The tangle in our minds, the Gloria problem, if laid out end-to-end, went something like this: As much as she put her time and strength and creativity into the picking and the cider making, the selling at the markets and at our barn, and sorting fruit, and trying to keep order in the storage barn, and doing her best to preserve the peace with Sherwood; as kind as she was to Dolly and even to May Hill; and as much as she slavishly went marching side by side with my father during the day and throughout the seasons; could it be that more than all that activity she wanted to find an actual husband—someone different from the bearded old North Dakotan—and have her own children? Years were passing while maybe she secretly held on to that wish, and then an entire decade had gone by. Through her thick glasses, with her steady gaze boring down into our wobbly selves, she watched us grow up. She put her arms around us, clasping us to her, kissing our hair. My mother did that to us all the time, which was right, which was something we didn’t have to hold still on purpose for. Gloria every year gave us handmade Valentines that said
BE
MINE
, a message we knew she’d send us every day if the holiday calendar allowed her to. And sometimes she looked at us as if—if we weren’t careful—we’d get beamed up through her magnified eyeballs into some magical Gloria realm that might be an uncomfortable place. She bloodied her fingers sewing me a doll with braids and a wardrobe to go with her and for William she made a knight with knitted chain mail. All those gifts were items my mother was incapable of producing, Gloria, in technical terms, a superior mother.

Our concerns therefore: If she couldn’t have enough of us would she quit her post, abandon my father and the farm? Was it our responsibility to hold her? And if so, what did we have to do to keep her? That is, how much did we have to love her?
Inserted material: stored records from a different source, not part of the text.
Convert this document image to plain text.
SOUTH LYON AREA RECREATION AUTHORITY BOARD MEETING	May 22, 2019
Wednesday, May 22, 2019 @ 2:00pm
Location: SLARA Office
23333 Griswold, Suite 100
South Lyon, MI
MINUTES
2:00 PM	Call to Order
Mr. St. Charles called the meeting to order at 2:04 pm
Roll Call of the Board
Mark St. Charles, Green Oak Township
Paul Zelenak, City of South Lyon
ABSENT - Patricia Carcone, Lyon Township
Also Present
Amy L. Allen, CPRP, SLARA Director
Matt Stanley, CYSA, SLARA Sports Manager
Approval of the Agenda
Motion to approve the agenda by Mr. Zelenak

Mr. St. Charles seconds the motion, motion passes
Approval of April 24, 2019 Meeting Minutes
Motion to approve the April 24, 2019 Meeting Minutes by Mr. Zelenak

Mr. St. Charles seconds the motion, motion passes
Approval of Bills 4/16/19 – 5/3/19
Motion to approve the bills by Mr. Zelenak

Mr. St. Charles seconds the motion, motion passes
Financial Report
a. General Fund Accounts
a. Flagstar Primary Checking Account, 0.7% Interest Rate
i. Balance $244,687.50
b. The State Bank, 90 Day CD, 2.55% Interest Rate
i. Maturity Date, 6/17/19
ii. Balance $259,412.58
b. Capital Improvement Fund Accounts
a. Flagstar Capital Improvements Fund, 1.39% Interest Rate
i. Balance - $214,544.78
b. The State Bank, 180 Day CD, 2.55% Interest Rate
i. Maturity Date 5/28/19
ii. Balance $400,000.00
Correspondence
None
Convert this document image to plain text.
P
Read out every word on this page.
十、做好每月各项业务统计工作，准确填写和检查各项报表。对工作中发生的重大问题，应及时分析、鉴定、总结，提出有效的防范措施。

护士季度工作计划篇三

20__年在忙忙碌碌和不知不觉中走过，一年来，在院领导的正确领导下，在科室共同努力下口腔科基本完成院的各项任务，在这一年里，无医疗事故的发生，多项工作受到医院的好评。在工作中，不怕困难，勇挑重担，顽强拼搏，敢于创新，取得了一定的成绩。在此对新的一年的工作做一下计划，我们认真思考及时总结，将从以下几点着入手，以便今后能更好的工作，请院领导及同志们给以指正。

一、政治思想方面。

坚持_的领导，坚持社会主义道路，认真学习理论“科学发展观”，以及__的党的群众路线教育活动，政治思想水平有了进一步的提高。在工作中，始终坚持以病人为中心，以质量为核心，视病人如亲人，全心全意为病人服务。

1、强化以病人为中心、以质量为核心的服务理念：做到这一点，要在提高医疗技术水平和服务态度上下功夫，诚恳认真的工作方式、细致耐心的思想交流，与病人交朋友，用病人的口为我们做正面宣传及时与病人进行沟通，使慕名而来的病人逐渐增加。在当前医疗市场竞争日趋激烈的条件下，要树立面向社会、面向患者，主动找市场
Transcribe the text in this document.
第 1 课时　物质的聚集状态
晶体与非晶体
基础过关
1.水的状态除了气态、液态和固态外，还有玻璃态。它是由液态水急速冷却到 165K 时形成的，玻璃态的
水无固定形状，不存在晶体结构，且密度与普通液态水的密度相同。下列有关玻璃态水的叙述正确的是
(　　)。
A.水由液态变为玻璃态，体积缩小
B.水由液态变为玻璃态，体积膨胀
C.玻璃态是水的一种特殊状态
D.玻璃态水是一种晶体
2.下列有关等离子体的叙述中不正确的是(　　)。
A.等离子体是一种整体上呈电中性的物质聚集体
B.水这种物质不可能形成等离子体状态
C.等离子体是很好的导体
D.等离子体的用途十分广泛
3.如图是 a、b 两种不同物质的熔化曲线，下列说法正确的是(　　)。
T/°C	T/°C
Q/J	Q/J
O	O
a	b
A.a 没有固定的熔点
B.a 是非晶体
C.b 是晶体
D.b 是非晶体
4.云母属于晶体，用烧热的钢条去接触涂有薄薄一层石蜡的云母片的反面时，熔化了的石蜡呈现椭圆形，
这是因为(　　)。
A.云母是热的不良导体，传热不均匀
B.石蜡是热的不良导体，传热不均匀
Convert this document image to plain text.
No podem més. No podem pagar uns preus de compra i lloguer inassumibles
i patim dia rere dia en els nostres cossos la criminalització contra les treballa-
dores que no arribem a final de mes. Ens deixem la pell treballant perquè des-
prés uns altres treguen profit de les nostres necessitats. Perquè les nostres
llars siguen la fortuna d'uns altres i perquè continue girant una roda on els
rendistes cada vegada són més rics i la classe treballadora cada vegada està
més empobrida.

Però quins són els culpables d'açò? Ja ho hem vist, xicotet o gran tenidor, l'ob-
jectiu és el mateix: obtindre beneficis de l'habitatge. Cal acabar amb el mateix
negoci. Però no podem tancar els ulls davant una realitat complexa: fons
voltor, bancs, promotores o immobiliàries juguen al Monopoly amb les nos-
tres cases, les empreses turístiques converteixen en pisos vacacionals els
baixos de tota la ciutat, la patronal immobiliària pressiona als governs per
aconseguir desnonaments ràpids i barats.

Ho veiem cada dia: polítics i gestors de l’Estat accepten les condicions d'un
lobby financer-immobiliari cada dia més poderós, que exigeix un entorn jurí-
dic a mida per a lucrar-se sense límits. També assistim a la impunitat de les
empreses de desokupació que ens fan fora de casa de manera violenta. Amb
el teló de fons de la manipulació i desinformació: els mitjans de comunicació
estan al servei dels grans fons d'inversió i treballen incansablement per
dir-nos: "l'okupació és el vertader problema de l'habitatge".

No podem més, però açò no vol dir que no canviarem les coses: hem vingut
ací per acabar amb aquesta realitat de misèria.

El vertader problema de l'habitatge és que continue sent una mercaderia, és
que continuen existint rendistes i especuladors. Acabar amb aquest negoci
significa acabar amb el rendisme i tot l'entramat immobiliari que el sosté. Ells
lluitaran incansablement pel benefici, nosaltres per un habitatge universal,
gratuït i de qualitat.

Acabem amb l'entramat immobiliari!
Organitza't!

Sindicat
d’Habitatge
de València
Always, when we were leaving her cottage, after doing an extensive cooking or sewing project, she’d solemnly give us one last instruction. “William. Mary Frances. Thank your mother for sharing you with me.”

She was the only person outside of school who called me Mary Frances, as if she alone had license to call me by my real name.

William and I didn’t say anything. Because: No matter our duty, we were not something to be shared. We didn’t really know what she meant by saying such a thing, and also we were certain that if we conveyed that wrongheaded, awful gratitude to Nellie she would be furious with Gloria. So we didn’t agree outright to say thank you, and we never, not once, told our mother.